Enjoy this Yellow Crookneck Squash with Red Bell Pepper dish all summer long!


Yellow Crookneck Squash with Red Bell Pepper


Preparation Time: 30 to 55 minutes (20 minutes active)
Serves 6 to 8

Basic Recipe:

2 large shallots or 1 medium Vidalia onion (optional)
2 tablespoons ghee or olive oil
1 large red pepper
4 to 6 large yellow crookneck squashes
½ to 1 teaspoon Fine Ground Celtic Sea Salt
Handful or 2 of fresh basil
or 2 tablespoons of fresh dill
Freshly ground black pepper, to taste


Optional Casserole Add-Ins

1 cup grated goat cheddar cheese (if you wish)
or 1 to 2 cups plain vegan yogurt
1 to 1 ½ cups panko (optional)

1. Chop the shallots or onion. Heat the ghee or olive oil in a large sauté pan on medium. Add chopped shallots or onion and sauté about 10 minutes, stirring once or twice, until they turn uniformly golden and begin to brown.


2. Coarsely chop the red pepper, and add it to the sauté pan. Reduce the heat to medium-low and cover the pan.


3. Slice the squashes into 1/8– to ¼-inch rounds. Add the squash and salt to the pan. Cover for about 15 minutes until the squash is tender, stirring occasionally.

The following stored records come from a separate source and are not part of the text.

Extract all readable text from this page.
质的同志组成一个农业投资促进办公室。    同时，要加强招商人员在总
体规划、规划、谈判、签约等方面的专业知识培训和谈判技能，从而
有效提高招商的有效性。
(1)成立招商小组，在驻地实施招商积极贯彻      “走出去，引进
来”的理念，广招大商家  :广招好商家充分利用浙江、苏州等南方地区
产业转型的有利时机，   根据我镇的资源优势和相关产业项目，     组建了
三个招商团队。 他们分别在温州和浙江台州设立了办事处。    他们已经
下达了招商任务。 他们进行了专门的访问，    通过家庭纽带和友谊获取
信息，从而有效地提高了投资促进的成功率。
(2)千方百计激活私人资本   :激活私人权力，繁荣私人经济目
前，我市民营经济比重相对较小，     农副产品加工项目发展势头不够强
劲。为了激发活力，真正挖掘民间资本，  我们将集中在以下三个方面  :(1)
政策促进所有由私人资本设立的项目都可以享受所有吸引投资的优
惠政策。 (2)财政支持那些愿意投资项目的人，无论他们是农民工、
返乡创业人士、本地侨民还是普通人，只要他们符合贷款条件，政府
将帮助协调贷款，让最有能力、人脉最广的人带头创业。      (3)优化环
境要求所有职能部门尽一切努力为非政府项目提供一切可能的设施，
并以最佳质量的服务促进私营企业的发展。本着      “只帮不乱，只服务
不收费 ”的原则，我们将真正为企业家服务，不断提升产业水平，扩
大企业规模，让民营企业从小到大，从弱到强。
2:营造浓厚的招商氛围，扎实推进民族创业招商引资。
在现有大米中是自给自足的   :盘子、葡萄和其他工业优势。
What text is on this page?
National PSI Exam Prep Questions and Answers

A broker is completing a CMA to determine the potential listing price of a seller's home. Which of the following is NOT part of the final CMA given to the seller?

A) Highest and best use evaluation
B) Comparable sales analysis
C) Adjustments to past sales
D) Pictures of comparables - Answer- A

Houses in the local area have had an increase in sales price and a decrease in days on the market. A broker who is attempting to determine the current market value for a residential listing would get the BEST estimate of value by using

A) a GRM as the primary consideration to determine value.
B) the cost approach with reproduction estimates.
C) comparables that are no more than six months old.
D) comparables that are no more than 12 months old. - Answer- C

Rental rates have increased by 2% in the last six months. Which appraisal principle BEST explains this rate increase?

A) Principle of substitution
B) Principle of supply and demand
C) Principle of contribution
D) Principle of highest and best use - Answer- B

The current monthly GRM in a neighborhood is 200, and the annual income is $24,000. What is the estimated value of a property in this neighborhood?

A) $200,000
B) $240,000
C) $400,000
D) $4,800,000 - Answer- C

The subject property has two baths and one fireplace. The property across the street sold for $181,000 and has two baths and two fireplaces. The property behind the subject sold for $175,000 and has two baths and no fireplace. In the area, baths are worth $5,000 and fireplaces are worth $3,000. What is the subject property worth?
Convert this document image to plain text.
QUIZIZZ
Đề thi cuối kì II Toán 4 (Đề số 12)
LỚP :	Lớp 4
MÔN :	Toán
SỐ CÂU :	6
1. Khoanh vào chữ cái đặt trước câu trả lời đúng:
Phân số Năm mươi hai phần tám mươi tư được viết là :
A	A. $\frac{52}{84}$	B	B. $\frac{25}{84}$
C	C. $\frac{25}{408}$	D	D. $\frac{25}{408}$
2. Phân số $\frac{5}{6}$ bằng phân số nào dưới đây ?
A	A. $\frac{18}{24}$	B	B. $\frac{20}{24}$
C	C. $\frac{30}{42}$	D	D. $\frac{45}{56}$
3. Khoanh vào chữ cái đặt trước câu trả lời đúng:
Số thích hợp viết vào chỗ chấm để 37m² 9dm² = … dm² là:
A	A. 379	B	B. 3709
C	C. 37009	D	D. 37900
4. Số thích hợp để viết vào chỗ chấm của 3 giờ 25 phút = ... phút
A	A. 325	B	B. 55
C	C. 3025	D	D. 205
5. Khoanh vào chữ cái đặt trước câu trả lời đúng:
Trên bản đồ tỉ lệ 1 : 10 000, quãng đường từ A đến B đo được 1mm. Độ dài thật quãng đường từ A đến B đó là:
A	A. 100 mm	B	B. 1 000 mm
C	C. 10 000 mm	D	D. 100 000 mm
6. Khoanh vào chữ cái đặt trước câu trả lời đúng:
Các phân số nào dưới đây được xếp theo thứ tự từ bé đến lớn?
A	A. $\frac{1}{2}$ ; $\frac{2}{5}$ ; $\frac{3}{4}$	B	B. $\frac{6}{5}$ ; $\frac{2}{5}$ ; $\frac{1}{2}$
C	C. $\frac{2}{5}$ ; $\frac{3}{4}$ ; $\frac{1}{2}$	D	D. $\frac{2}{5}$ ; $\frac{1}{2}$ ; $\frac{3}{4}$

4. If you want to add cheese, sprinkle it on the top now; if yogurt, now is the time to stir it in. Finish with a sprinkling of panko crumbs if you wish. If the squash seems too watery, stir the crumbs into the dish to absorb the liquid.


5. Serve with freshly ground black pepper.


Baking Option: Place the ingredients in a greased 2.5-quart covered baking dish. Bake covered for 40 minutes at 400° F and uncovered for 5 minutes.


On a hot day, omit the black pepper and omit or decrease cheese.

Avoid cheese and yogurt. Use black pepper generously.